Una atractiva hipótesis, muy reciente, propone un nuevo modelo de vacuna. Se basa en la polimerización de las tres proteínas estructurales del SARS-Cov-2 de menor peso (M/25 kDa, N/50 kDa y E/10 kDa) para conformar un polímero de 85 kDa, añadido a la proteína S (140 kDa). La ventaja de la polimerización es que incrementa el tamaño del antígeno a procesar por las células linfocitarias.

La vacuna pretende provocar una respuesta prolongada de los linfocitos B de memoria y la subsiguiente producción de inmunoglobulinas de la subclase IgG2. Este modelo sería fácil y rápido de ejecutar, amén de barato, porque la tecnología necesaria existe y es de fácil acceso.

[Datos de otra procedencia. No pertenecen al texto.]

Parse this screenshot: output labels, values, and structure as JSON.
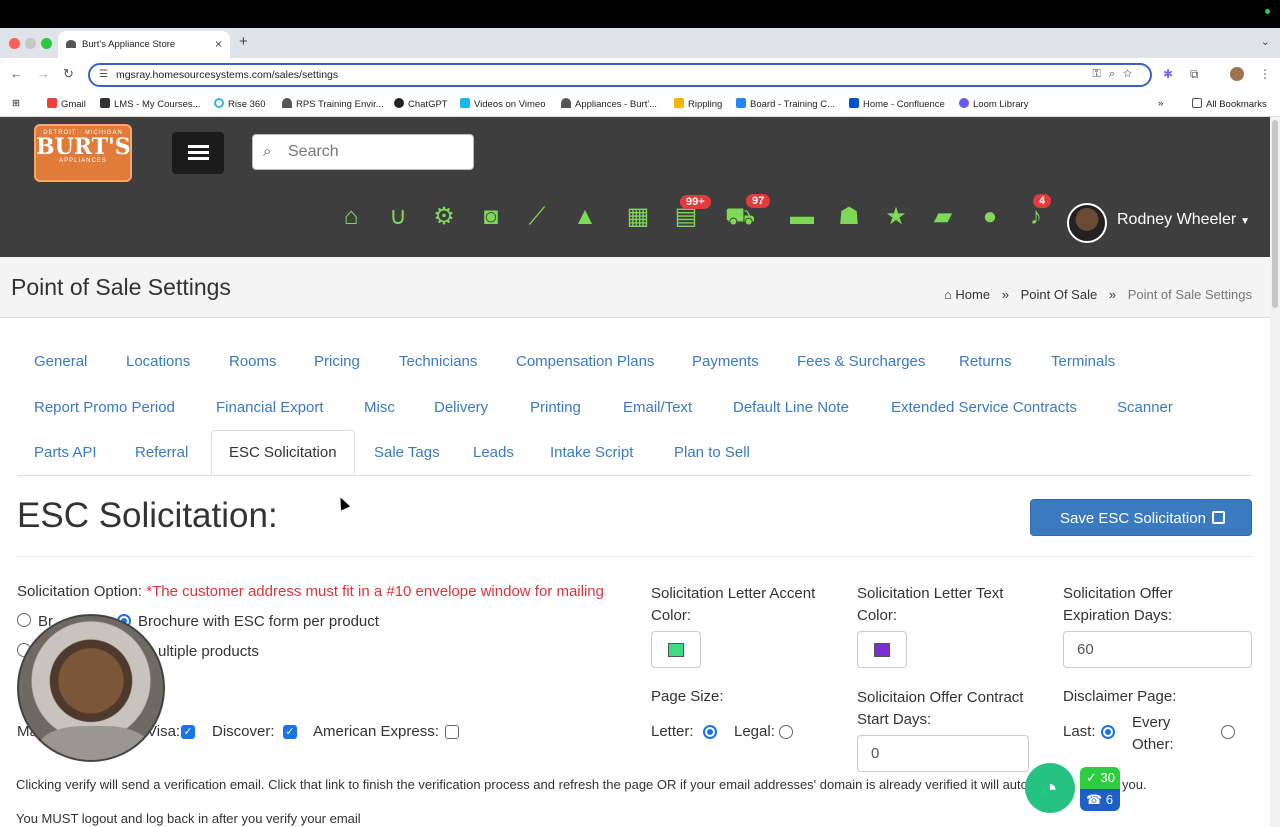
{
  "browser": {
    "tab_title": "Burt's Appliance Store",
    "url": "mgsray.homesourcesystems.com/sales/settings",
    "bookmarks": [
      "Gmail",
      "LMS - My Courses...",
      "Rise 360",
      "RPS Training Envir...",
      "ChatGPT",
      "Videos on Vimeo",
      "Appliances - Burt'...",
      "Rippling",
      "Board - Training C...",
      "Home - Confluence",
      "Loom Library"
    ],
    "all_bookmarks": "All Bookmarks",
    "more": "»"
  },
  "header": {
    "logo_top": "DETROIT · MICHIGAN",
    "logo_main": "BURT'S",
    "logo_sub": "APPLIANCES",
    "search_placeholder": "Search",
    "badges": {
      "notes": "99+",
      "cart": "97",
      "bell": "4"
    },
    "user_name": "Rodney Wheeler"
  },
  "page": {
    "title": "Point of Sale Settings",
    "breadcrumb": [
      "Home",
      "Point Of Sale",
      "Point of Sale Settings"
    ]
  },
  "tabs": {
    "row1": [
      "General",
      "Locations",
      "Rooms",
      "Pricing",
      "Technicians",
      "Compensation Plans",
      "Payments",
      "Fees & Surcharges",
      "Returns",
      "Terminals"
    ],
    "row2": [
      "Report Promo Period",
      "Financial Export",
      "Misc",
      "Delivery",
      "Printing",
      "Email/Text",
      "Default Line Note",
      "Extended Service Contracts",
      "Scanner"
    ],
    "row3": [
      "Parts API",
      "Referral",
      "ESC Solicitation",
      "Sale Tags",
      "Leads",
      "Intake Script",
      "Plan to Sell"
    ]
  },
  "section": {
    "title": "ESC Solicitation:",
    "save_label": "Save ESC Solicitation"
  },
  "form": {
    "solicitation_option_label": "Solicitation Option:",
    "solicitation_warning": "*The customer address must fit in a #10 envelope window for mailing",
    "option1_partial": "Br",
    "option2": "Brochure with ESC form per product",
    "option3_partial": "ultiple products",
    "accent_color_label": "Solicitation Letter Accent Color:",
    "accent_color": "#3ddc84",
    "text_color_label": "Solicitation Letter Text Color:",
    "text_color": "#7b2fd6",
    "expiration_label": "Solicitation Offer Expiration Days:",
    "expiration_value": "60",
    "page_size_label": "Page Size:",
    "letter": "Letter:",
    "legal": "Legal:",
    "contract_start_label": "Solicitaion Offer Contract Start Days:",
    "contract_start_value": "0",
    "disclaimer_label": "Disclaimer Page:",
    "last": "Last:",
    "every_other": "Every Other:",
    "card_ma": "Ma",
    "visa": "Visa:",
    "discover": "Discover:",
    "amex": "American Express:",
    "note1": "Clicking verify will send a verification email. Click that link to finish the verification process and refresh the page OR if your email addresses' domain is already verified it will auto",
    "note1_tail": "you.",
    "note2": "You MUST logout and log back in after you verify your email"
  },
  "widgets": {
    "green_count": "30",
    "blue_count": "6"
  }
}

La idea original se expone en un artículo recién publicado en Critical Reviews in Immunology, donde se explica, con mayor detalle, el posible mecanismo de acción. El autor de la idea es el investigador free-lance Francisco Javier Martín Oncina, un profesional discretamente ubicado en el laboratorio de análisis clínicos del hospital comarcal de Plasencia (Extremadura).

Lamentablemente, como nos enseña la historia de la investigación en España y si las cosas no mutan a mejor, me temo que Oncina, si quiere desarrollar su proyecto, tendrá que emigrar (o enviar su proyecto) a Alemania, EE UU o cualquier lugar donde la investigación sea considerada un asunto de Estado. Con independencia de que la hipótesis se confirme o no.